Adverse events resulting from blind insertions of central lines also pose another financial hazard: expensive litigation. An analysis by the American Society of Anesthesiology found that the median malpractice payment for central venous catheter-related claims was $105,500, with multi-million dollar payments reported for certain catheter injuries, such as cardiac tamponade, hemothorax, and blood vessel injury.

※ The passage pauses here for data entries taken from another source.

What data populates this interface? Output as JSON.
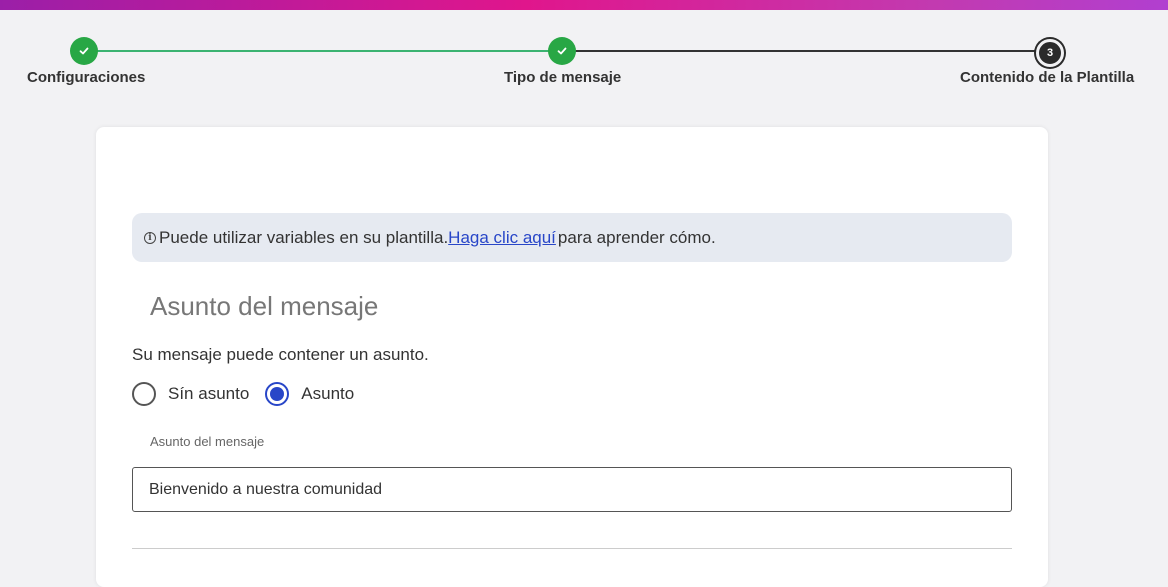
{
  "stepper": {
    "steps": [
      {
        "label": "Configuraciones",
        "state": "done"
      },
      {
        "label": "Tipo de mensaje",
        "state": "done"
      },
      {
        "label": "Contenido de la Plantilla",
        "state": "current",
        "number": "3"
      }
    ],
    "colors": {
      "done": "#28a745",
      "current": "#2b2b2b"
    }
  },
  "info_banner": {
    "text_before": "Puede utilizar variables en su plantilla.",
    "link_text": " Haga clic aquí ",
    "text_after": "para aprender cómo.",
    "icon": "info-icon"
  },
  "subject_section": {
    "title": "Asunto del mensaje",
    "description": "Su mensaje puede contener un asunto.",
    "options": [
      {
        "label": "Sín asunto",
        "selected": false
      },
      {
        "label": "Asunto",
        "selected": true
      }
    ],
    "field_label": "Asunto del mensaje",
    "field_value": "Bienvenido a nuestra comunidad"
  },
  "accent_color": "#2846c8"
}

Over the past five years, use of ultrasound guidance has expanded significantly in anesthesiology, where even for experienced anesthesiologists, injecting regional anesthesia blindly is challenging, creating a risk of injuries to adjacent structures. While nerve stimulation offers a reliable method of locating the correct nerve, it can be a time-consuming process of trial and error, as various nerves are tested. Ultrasound offers a safe, cost-efficient and speedier solution.

Here is a case where seeing truly is believing—in the power of ultrasound at the point of care to save time and money, while powerfully enhancing patient safety, no matter which practitioner is holding the ultrasound probe.

David Willis is Vice President, Innovation and Competitive Strategy at SonoSite, Inc. in Bothell, Washington. He was also a sonographer at the Health Sciences Center in Winnipeg, Canada and is a registered medical sonographer (RDMS, RDCS). He completed the Executive Education Program at the Wharton School of Business.